A recent study by Jean Dreze and Reetika Khera also reached a similar conclusion. Our own analysis of National Sample Survey (NSS) consumption data clearly shows that PDS alone accounts for a substantial part of poverty reduction between 2004-05 and 2009-10. This is especially so if one uses inequality sensitive measures such as the squared poverty gap (SPG). Food transfers (including mid-day meals) accounted for 32% of the reduction in the Suresh Tendulkar headcount ratio (HCR) between 2004-05 and 2009-10 and 51% of the reduction in the associated SPG.

Moreover, there is clear evidence that among bottom 40% of the households, those consuming foodgrains from PDS are the only group which have seen an increase in calorie consumption. This is significant as there has been a secular decline in calorie consumption of Indians in the last three decades. Although it is difficult to measure the impact on nutritional outcomes due to PDS consumption, the evidence on calorie consumption is sufficiently robust to suggest that if the purpose is reducing the levels of malnutrition, then PDS seems to have had an impact.

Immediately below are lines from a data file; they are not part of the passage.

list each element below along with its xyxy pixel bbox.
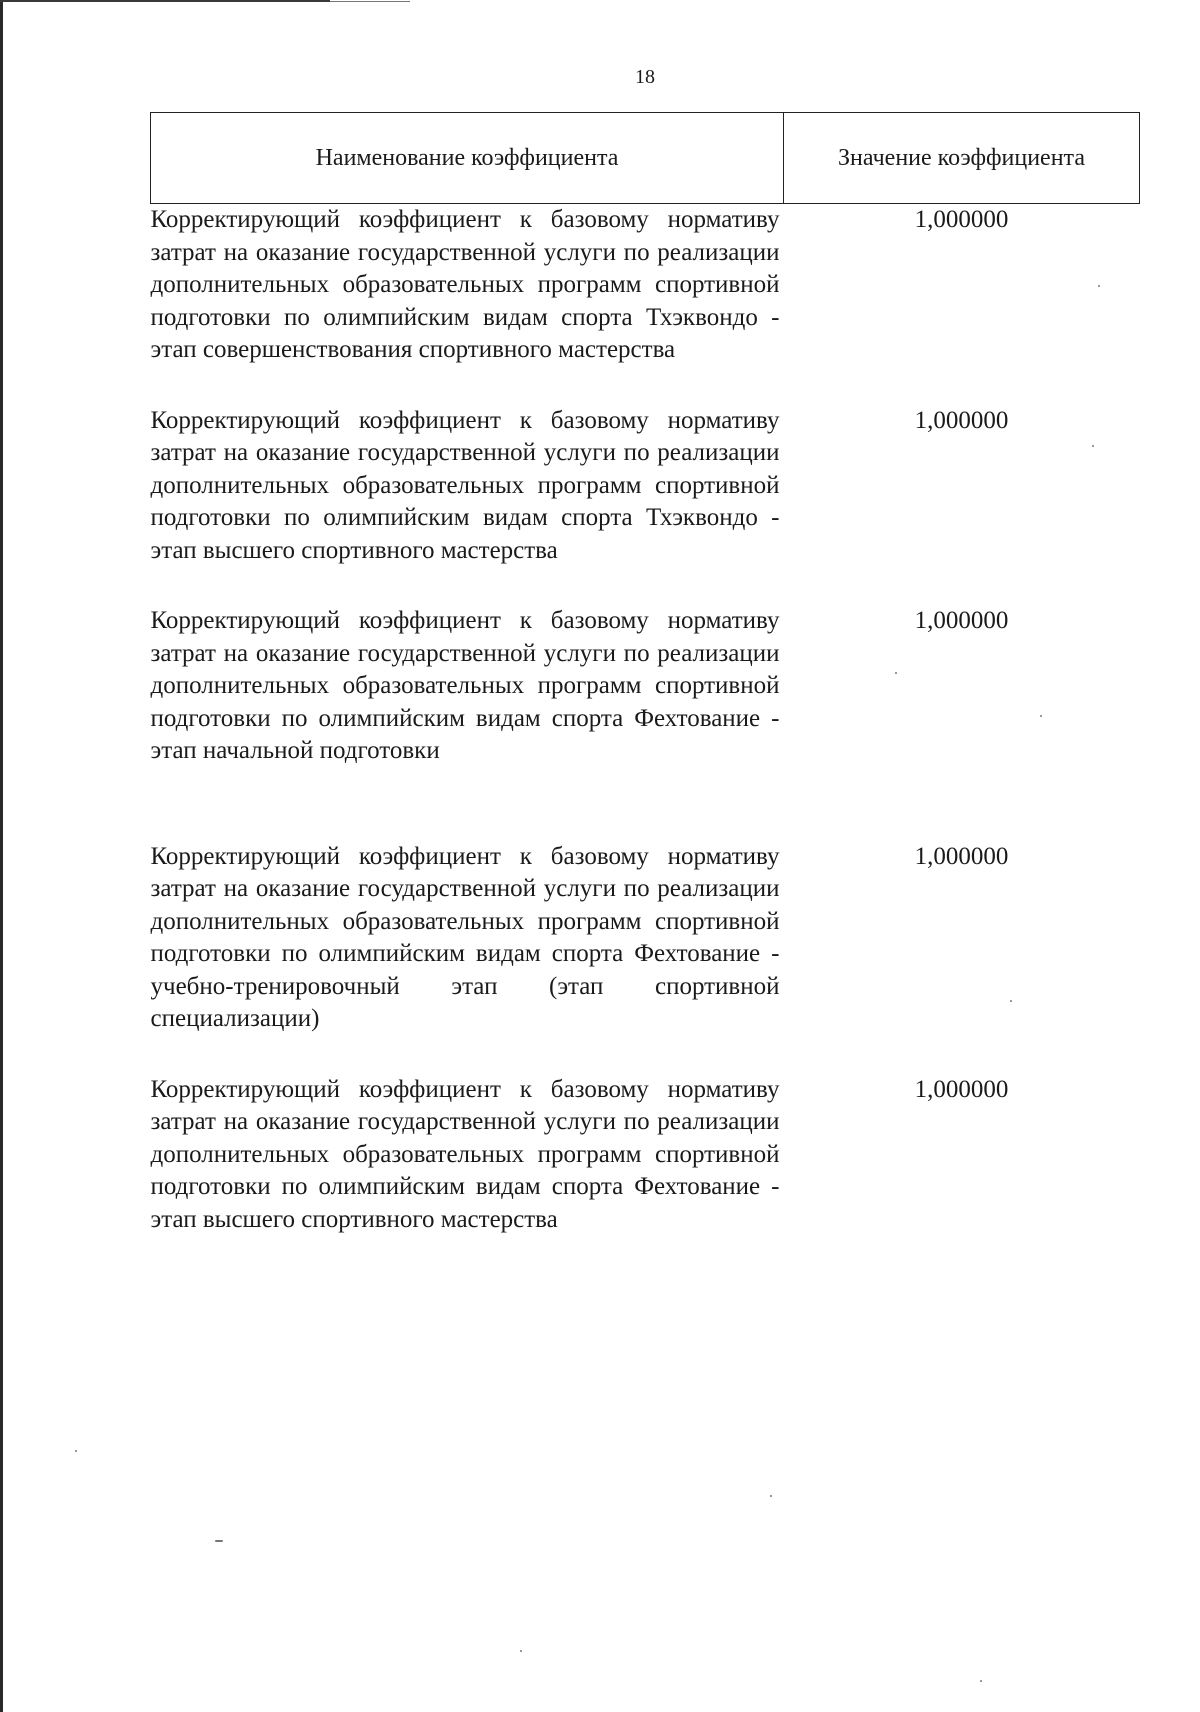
coefficient-name: Корректирующий коэффициент к базовому нормативу затрат на оказание государственной услуги по реализации дополнительных образовательных программ спортивной подготовки по олимпийским видам спорта Фехтование - этап начальной подготовки [150, 607, 780, 764]
coefficient-value-cell [784, 204, 1140, 405]
page-number: 18 [635, 66, 655, 88]
header-coefficient-value: Значение коэффициента [784, 113, 1140, 204]
scan-speck [770, 1495, 772, 1497]
scan-speck [75, 1450, 77, 1452]
coefficient-value: 1,000000 [914, 206, 1009, 233]
coefficient-value: 1,000000 [914, 842, 1009, 870]
coefficient-value-cell [784, 841, 1140, 1074]
coefficient-value-cell [784, 605, 1140, 841]
coefficient-name: Корректирующий коэффициент к базовому нормативу затрат на оказание государственной услуги по реализации дополнительных образовательных программ спортивной подготовки по олимпийским видам спорта Фехтование - учебно-тренировочный этап (этап спортивной специализации) [150, 842, 780, 1032]
coefficient-value-cell [784, 405, 1140, 606]
scan-speck [1092, 445, 1094, 447]
table-row [151, 204, 1140, 405]
coefficient-value-cell [784, 1074, 1140, 1237]
header-coefficient-name: Наименование коэффициента [151, 113, 784, 204]
coefficient-name: Корректирующий коэффициент к базовому нормативу затрат на оказание государственной услуги по реализации дополнительных образовательных программ спортивной подготовки по олимпийским видам спорта Тхэквондо - этап высшего спортивного мастерства [150, 406, 780, 564]
coefficient-table [150, 112, 1140, 1236]
scan-edge-left [0, 0, 3, 1712]
scan-speck [1098, 285, 1100, 287]
table-row [151, 841, 1140, 1074]
coefficient-value: 1,000000 [914, 1075, 1009, 1103]
scan-speck [215, 1540, 223, 1542]
scan-speck [520, 1650, 522, 1652]
coefficient-name: Корректирующий коэффициент к базовому нормативу затрат на оказание государственной услуги по реализации дополнительных образовательных программ спортивной подготовки по олимпийским видам спорта Фехтование - этап высшего спортивного мастерства [150, 1075, 780, 1233]
scan-edge-top-faint [330, 1, 410, 2]
scan-speck [980, 1680, 982, 1682]
scan-speck [895, 672, 897, 674]
scan-edge-top [0, 0, 330, 2]
table-row [151, 405, 1140, 606]
scan-speck [1040, 715, 1042, 717]
table-row [151, 605, 1140, 841]
coefficient-value: 1,000000 [914, 607, 1009, 634]
table-row [151, 1074, 1140, 1237]
table-header-row [151, 113, 1140, 204]
coefficient-name: Корректирующий коэффициент к базовому нормативу затрат на оказание государственной услуги по реализации дополнительных образовательных программ спортивной подготовки по олимпийским видам спорта Тхэквондо - этап совершенствования спортивного мастерства [150, 206, 780, 363]
coefficient-value: 1,000000 [914, 406, 1009, 434]
scan-speck [1010, 1000, 1012, 1002]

While this evidence is clear, there is no counterfactual to test it with what would have happened if India had a system of only cash transfers. A comparison of those with similar consumption expenditure level—after adjusting for implicit income transfer of PDS consuming households—shows that households with PDS access are likely to have significantly higher calorie consumption. Further, a rupee transferred through PDS leads to about twice the increase in calorie consumption than a rupee given otherwise without access to PDS. In other words, if the choice is made between an in-kind transfer and a cash transfer, then same amount of transfer in case of PDS increases calorie consumption by twice compared with a cash transfer.

While this may be strong evidence of in-kind transfers being superior to cash transfers, there is some merit in continuing cash transfers for vulnerable groups. This, in fact, has been the case in India where cash transfers such as social pensions (widow pension, disability pension and old-age pension) have been helpful in enabling households to access basic necessities, including those from the PDS. This, in fact, is also the lesson from the Latin American countries which are seen as successful role models for cash transfers. The level of deprivation in these countries is much lower than that in India; they use cash transfers only to supplement other benefits in an otherwise universal system of providing basic necessities.

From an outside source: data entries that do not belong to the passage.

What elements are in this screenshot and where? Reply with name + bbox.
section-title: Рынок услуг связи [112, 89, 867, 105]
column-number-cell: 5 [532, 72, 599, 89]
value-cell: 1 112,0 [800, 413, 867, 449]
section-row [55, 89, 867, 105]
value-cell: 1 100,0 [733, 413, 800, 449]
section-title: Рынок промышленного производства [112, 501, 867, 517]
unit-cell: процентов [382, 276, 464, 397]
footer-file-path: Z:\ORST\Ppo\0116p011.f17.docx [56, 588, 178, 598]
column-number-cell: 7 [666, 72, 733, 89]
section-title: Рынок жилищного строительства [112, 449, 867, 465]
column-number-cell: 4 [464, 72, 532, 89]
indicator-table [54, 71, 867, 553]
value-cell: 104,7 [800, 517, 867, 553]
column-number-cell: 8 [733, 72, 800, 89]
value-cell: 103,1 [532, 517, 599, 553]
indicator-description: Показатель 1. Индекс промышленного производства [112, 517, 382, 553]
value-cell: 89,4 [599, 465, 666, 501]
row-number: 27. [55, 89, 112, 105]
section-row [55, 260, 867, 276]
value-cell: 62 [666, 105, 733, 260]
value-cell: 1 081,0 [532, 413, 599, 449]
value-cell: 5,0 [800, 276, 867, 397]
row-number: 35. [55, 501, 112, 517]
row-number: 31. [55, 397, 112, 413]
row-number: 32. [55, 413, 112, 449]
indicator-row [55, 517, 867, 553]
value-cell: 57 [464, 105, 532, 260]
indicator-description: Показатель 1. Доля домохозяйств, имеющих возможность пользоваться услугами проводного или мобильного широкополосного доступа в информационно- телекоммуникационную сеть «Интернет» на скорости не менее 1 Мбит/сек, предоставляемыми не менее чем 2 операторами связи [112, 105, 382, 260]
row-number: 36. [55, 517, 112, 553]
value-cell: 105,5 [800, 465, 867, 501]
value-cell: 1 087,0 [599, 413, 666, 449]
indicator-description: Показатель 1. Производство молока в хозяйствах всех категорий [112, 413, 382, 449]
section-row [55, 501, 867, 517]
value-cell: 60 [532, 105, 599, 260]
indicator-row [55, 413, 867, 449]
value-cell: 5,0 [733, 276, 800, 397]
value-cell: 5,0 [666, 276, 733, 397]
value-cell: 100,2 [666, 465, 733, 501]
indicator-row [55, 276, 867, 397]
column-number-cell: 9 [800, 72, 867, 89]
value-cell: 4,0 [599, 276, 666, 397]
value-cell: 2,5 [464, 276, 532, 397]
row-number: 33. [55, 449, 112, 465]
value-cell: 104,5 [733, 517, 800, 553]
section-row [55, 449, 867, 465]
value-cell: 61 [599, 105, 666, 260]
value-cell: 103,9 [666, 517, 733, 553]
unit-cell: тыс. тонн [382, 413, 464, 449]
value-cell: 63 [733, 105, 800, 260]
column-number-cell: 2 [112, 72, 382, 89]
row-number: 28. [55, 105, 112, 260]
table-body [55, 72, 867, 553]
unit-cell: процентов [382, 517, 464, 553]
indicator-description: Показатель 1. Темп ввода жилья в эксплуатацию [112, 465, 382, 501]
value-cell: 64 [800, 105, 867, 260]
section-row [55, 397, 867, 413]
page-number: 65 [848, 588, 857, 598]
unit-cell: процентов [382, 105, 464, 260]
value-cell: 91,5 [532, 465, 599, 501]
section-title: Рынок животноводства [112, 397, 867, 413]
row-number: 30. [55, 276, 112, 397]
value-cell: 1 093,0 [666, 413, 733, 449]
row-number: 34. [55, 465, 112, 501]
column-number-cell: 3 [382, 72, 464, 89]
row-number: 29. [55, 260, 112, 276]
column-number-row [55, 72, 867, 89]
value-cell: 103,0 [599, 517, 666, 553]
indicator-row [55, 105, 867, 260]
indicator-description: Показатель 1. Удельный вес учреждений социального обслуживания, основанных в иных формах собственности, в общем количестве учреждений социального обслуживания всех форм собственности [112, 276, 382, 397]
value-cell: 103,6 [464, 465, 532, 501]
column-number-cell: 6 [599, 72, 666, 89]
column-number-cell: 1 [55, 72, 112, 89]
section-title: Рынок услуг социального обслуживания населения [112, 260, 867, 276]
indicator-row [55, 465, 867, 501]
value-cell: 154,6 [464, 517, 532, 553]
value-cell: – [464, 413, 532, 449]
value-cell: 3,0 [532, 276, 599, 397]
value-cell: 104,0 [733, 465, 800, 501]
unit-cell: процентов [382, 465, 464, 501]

The message from available evidence is clearly that DBT is neither a magic wand nor is it undesirable. At the same time, available evidence from the existing pilot testing schemes is one of caution against relying too heavily on technology. Attempts to convert in-kind subsidies into cash subsidies may prove detrimental in the absence of adequate infrastructure such as banking. But even if banking and other infrastructure is put in place, and the purpose is to improve nutritional outcomes, cash transfers are unlikely to be a substitute for PDS. The way out is reforming the existing PDS, not dismantling it.

Himanshu is an assistant professor at Jawaharlal Nehru University and visiting fellow at Centre de Sciences Humaines, New Delhi.